I’m going to let you in on a little secret…Savannah Carlisle is a pen name.
My real name is Kristi Dosh. Savannah Carlisle is…a pseudonym…a nom de plume.
What is a pen name?
It’s simply a made-up name authors adopt for any number of reasons. Often, established authors choose a pen name in order to write in a new genre or publish additional books without violating their publishing contract or otherwise circumvent the unwritten rules of publishing. Many bestselling authors have pen names.
Stephen King’s pen name: Richard Bachman.
JK Rowling’s pen name: Robert Galbraith.
Nora Roberts’s pen names: JD Robb, Jill March and Sarah Hardesty.
Emily Bronte’s pen name: Ellis Bell.
So, why did I choose a pen name?
The biggest reason is because I’ve been writing as a sports journalist, and published a nonfiction book (and am under contract for another), under my legal name. That presented a few issues:
- I’ve already been using KristiDosh.com for more than a decade for my sports work and have SEO built up there all around my sports broadcaster brand.
- I didn’t want romance readers looking for more books by me and finding my sports books instead.
- Sports fans sometimes get angry. One way in which that manifests is bad book reviews…even when they haven’t read your books.

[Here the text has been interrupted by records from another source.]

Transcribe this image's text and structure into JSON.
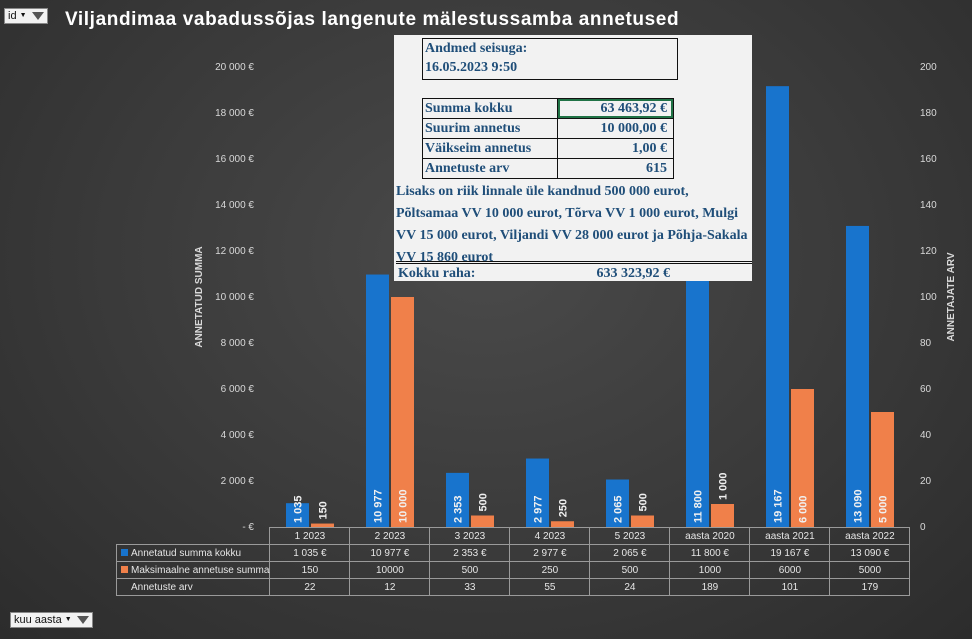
{
  "filters": {
    "top": "id",
    "bottom": "kuu aasta"
  },
  "title": "Viljandimaa vabadussõjas langenute mälestussamba annetused",
  "colors": {
    "blue": "#1874cd",
    "orange": "#f0804a"
  },
  "info": {
    "date_label": "Andmed seisuga:",
    "date_value": "16.05.2023 9:50",
    "rows": [
      {
        "k": "Summa kokku",
        "v": "63 463,92 €"
      },
      {
        "k": "Suurim annetus",
        "v": "10 000,00 €"
      },
      {
        "k": "Väikseim annetus",
        "v": "1,00 €"
      },
      {
        "k": "Annetuste arv",
        "v": "615"
      }
    ],
    "note": "Lisaks on riik linnale üle kandnud 500 000 eurot, Põltsamaa VV 10 000 eurot, Tõrva VV 1 000 eurot, Mulgi VV 15 000 eurot, Viljandi VV 28 000 eurot ja Põhja-Sakala VV 15 860 eurot",
    "total_label": "Kokku raha:",
    "total_value": "633 323,92 €"
  },
  "chart_data": {
    "type": "bar",
    "title": "Viljandimaa vabadussõjas langenute mälestussamba annetused",
    "categories": [
      "1 2023",
      "2 2023",
      "3 2023",
      "4 2023",
      "5 2023",
      "aasta 2020",
      "aasta 2021",
      "aasta 2022"
    ],
    "ylabel": "ANNETATUD SUMMA",
    "y2label": "ANNETAJATE ARV",
    "ylim": [
      0,
      20000
    ],
    "y2lim": [
      0,
      200
    ],
    "yticks": [
      "-  €",
      "2 000 €",
      "4 000 €",
      "6 000 €",
      "8 000 €",
      "10 000 €",
      "12 000 €",
      "14 000 €",
      "16 000 €",
      "18 000 €",
      "20 000 €"
    ],
    "y2ticks": [
      "0",
      "20",
      "40",
      "60",
      "80",
      "100",
      "120",
      "140",
      "160",
      "180",
      "200"
    ],
    "series": [
      {
        "name": "Annetatud summa kokku",
        "values": [
          1035,
          10977,
          2353,
          2977,
          2065,
          11800,
          19167,
          13090
        ],
        "labels": [
          "1 035",
          "10 977",
          "2 353",
          "2 977",
          "2 065",
          "11 800",
          "19 167",
          "13 090"
        ],
        "table": [
          "1 035 €",
          "10 977 €",
          "2 353 €",
          "2 977 €",
          "2 065 €",
          "11 800 €",
          "19 167 €",
          "13 090 €"
        ]
      },
      {
        "name": "Maksimaalne annetuse summa",
        "values": [
          150,
          10000,
          500,
          250,
          500,
          1000,
          6000,
          5000
        ],
        "labels": [
          "150",
          "10 000",
          "500",
          "250",
          "500",
          "1 000",
          "6 000",
          "5 000"
        ],
        "table": [
          "150",
          "10000",
          "500",
          "250",
          "500",
          "1000",
          "6000",
          "5000"
        ]
      },
      {
        "name": "Annetuste arv",
        "values": [
          22,
          12,
          33,
          55,
          24,
          189,
          101,
          179
        ],
        "table": [
          "22",
          "12",
          "33",
          "55",
          "24",
          "189",
          "101",
          "179"
        ]
      }
    ],
    "grid": false,
    "legend": "bottom data table"
  }
}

I didn’t want to risk one of my opinions in sports negatively impacting the success of my romance novels.
I also thought it would simply be fun to start an entirely new brand. As the owner of a PR agency, I love the marketing side of being an author. A new logo, brand colors, fonts and more…I had a blast creating my new branding with my designer Kayse Blair!
And now, I get to build an entirely new website from scratch. From the design to the content, I love the idea of starting an entirely new brand built all around my romance writing and my love of all things beachy.

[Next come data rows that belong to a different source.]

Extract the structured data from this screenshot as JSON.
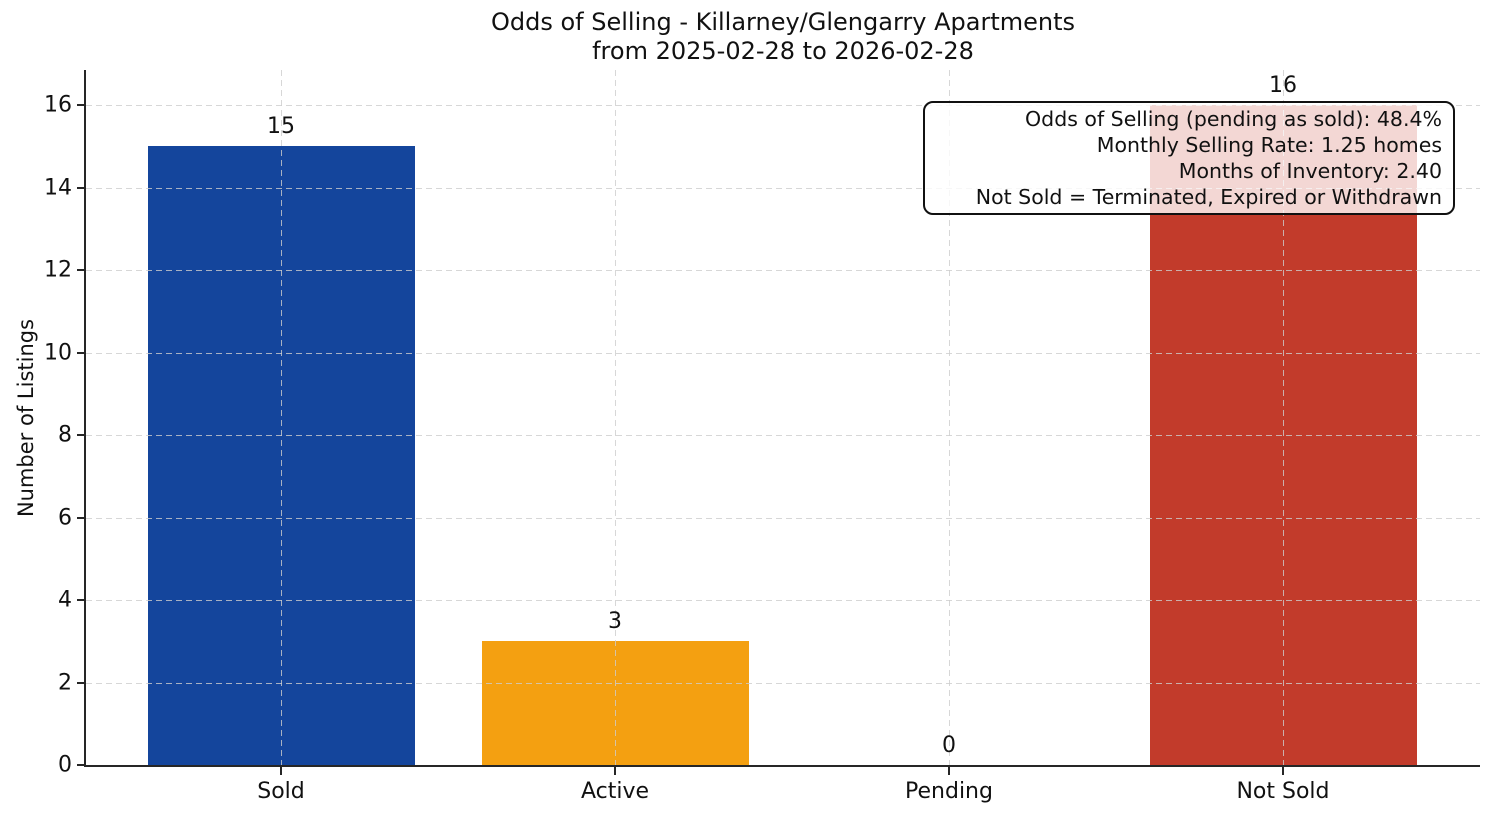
{
  "chart_data": {
    "type": "bar",
    "title": "Odds of Selling - Killarney/Glengarry Apartments\nfrom 2025-02-28 to 2026-02-28",
    "title_lines": [
      "Odds of Selling - Killarney/Glengarry Apartments",
      "from 2025-02-28 to 2026-02-28"
    ],
    "categories": [
      "Sold",
      "Active",
      "Pending",
      "Not Sold"
    ],
    "values": [
      15,
      3,
      0,
      16
    ],
    "value_labels": [
      "15",
      "3",
      "0",
      "16"
    ],
    "bar_colors": [
      "#14459c",
      "#f4a011",
      null,
      "#c23b2b"
    ],
    "xlabel": "",
    "ylabel": "Number of Listings",
    "yticks": [
      0,
      2,
      4,
      6,
      8,
      10,
      12,
      14,
      16
    ],
    "ylim": [
      0,
      16.85
    ],
    "grid": {
      "style": "dashed",
      "axes": "both",
      "above_bars": true
    },
    "legend": null,
    "annotation_lines": [
      "Odds of Selling (pending as sold): 48.4%",
      "Monthly Selling Rate: 1.25 homes",
      "Months of Inventory: 2.40",
      "Not Sold = Terminated, Expired or Withdrawn"
    ],
    "colors": {
      "sold_bar": "#14459c",
      "active_bar": "#f4a011",
      "not_sold_bar": "#c23b2b",
      "axis": "#262626",
      "text": "#111111"
    }
  }
}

What to consider when choosing your pen name
Here are some things I took into consideration after researching advice on pen names and consulting my literary agent:
- First, check to make sure you can get the URL and social media usernames for the name you’re considering. That ruled out dozens of names I tried. One of the best ways to do this is through namecheckr, which searches for the URL and all major social channels. I had to shorten to @savvycarlisle on all social platforms because of the character length on Twitter. Although I could have gotten @savannahcarlisle on Instagram and Facebook, I decided I wanted all my social channels to match.
- Do a Google search for the name. Is it going to be difficult to rank for? Does anything negative come up? There was a different last name I was considering, but when I searched the first page of results was flooded with reports of a murder in an apartment complex with the same name in Savannah, Georgia. Not really what I want people to find when they search my pen name.
- Consider if the name will be difficult for people to spell if they hear it without seeing it written. For example, maybe they hear you do a podcast interview and want to Google to find your books or social media. Although there is another way to spell Carlisle (Carlyle), I ultimately decided this last name met all my other criteria and was a viable option.
- My literary agent advised that I choose a last name in the first half of the alphabet. Although many books are bought online these days, you still want your books easy to find when a reader is browsing through your genre and books are displayed in alphabetical order.
- Be aware of how certain names are associated with specific genres. For example, using initials like J.D. Robb are often associated with male-dominated genres. One of the last names I considered was Somersby, which several people I spoke with associated with historical romances, not the contemporary romances I’m writing.
I’ll leave you with a few resources I can recommend that I consulted: this post from Joanna Penn, this podcast from The Creative Penn, this episode from the #AmWriting podcast and this episode from the Create If Writing podcast.